Wanderley Guilherme: Sem dúvida. Esse Supremo tem sido socialmente muito avançado, bastante modernizador, mas ele é politicamente pré-democrático. Primeiro porque os ministros têm uma ojeriza em relação à política profissional, como se eles não fizessem política - fazem o tempo todo. Mas em relação à política profissional eles têm um certo desprezo aristocrático. E quando na política brasileira irrompeu a política popular de mobilização, eles não aceitaram, dão a isso um significado de decadência, degradação.

Valor: Ainda que o caixa 2 de campanhas eleitorais tenha sido o que motivou os demais crimes apontados pela acusação, em nenhum momento o Supremo coloca em julgamento o sistema eleitoral brasileiro?

Wanderley Guilherme: Nossa legislação eleitoral é nebulosa, confusa, inconsistente. Isso está nos jornais todos os dias, cada eleição é um momento de elevado índice de litígios na sociedade. Cada zona eleitoral decide de forma diferente a propósito dos mesmos fatos. É uma legislação que provoca conflitos, que traz uma imprevisibilidade jurídica enorme para o sistema brasileiro. Mas os ministros não querem aceitar isso, não querem aceitar que a Justiça eleitoral é a causadora dos problemas políticos no país.

Valor: Mas na atual fase do julgamento, que envolve o núcleo político, os ministros do Supremo estão citando as coligações entre o PT e outros partidos de diferentes posições ideológicas...

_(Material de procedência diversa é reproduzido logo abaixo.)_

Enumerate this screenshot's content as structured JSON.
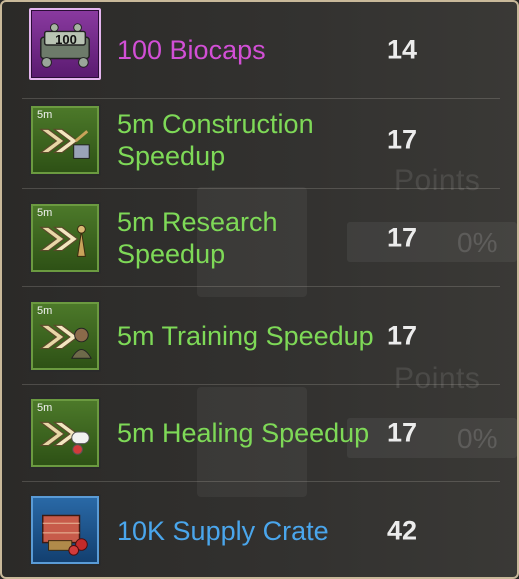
{
  "rewards": [
    {
      "icon": "biocaps-icon",
      "icon_label": "100",
      "name": "100 Biocaps",
      "points": "14",
      "rarity_color": "#d24fd6"
    },
    {
      "icon": "construction-speedup-icon",
      "icon_label": "5m",
      "name": "5m Construction Speedup",
      "points": "17",
      "rarity_color": "#7ed957"
    },
    {
      "icon": "research-speedup-icon",
      "icon_label": "5m",
      "name": "5m Research Speedup",
      "points": "17",
      "rarity_color": "#7ed957"
    },
    {
      "icon": "training-speedup-icon",
      "icon_label": "5m",
      "name": "5m Training Speedup",
      "points": "17",
      "rarity_color": "#7ed957"
    },
    {
      "icon": "healing-speedup-icon",
      "icon_label": "5m",
      "name": "5m Healing Speedup",
      "points": "17",
      "rarity_color": "#7ed957"
    },
    {
      "icon": "supply-crate-icon",
      "icon_label": "",
      "name": "10K Supply Crate",
      "points": "42",
      "rarity_color": "#4aa6ec"
    }
  ],
  "background": {
    "points_label": "Points",
    "progress_text": "0%"
  }
}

Wanderley Guilherme: Eles acham que não existem coligações entre partidos de orientações diferentes, acham isso uma aberração brasileira, mas não conhecem a democracia. Por isso que eu digo que é pré-democrático, eles têm uma ideia de como a democracia funciona no mundo inteiramente que é inteiramente sem fundamento, acham que a democracia é puramente ideológica. Os sistemas de representação proporcional são governados por coalizões das mais variadas. Não tem nada de criminoso nisso. Mas os ministros consideram que, para haver coligações dessa natureza, só pode haver uma explicação criminosa no Código Penal. Isso é um preconceito.

Valor: Se o Supremo condenar os réus do núcleo político sem fundamentar suas decisões em provas de que houve crimes, mas o fazendo apenas porque partidos de diferentes vertentes de pensamento se coligaram, isso não comprometeria várias instituições brasileiras, a começar pelo próprio sistema político?

Wanderley Guilherme: Comprometeria se esse julgamento fosse emblemático, como sugerem. Na minha opinião, dependendo do final do julgamento, acho que nunca mais vai acontecer. Até os juristas estão espantados com a quantidade de inovações que esse julgamento está propiciando, em vários outros pontos além da teoria do domínio do fato. Nunca vi um julgamento que inovasse em tantas coisas ao mesmo tempo. Duvido que um julgamento como esse aconteça de novo em relação a qualquer outro episódio semelhante.

Valor: O que se tem dito é que a Justiça brasileira vai, enfim, levar políticos corruptos para a cadeia. O sr. está dizendo que isso vai acontecer apenas desta vez?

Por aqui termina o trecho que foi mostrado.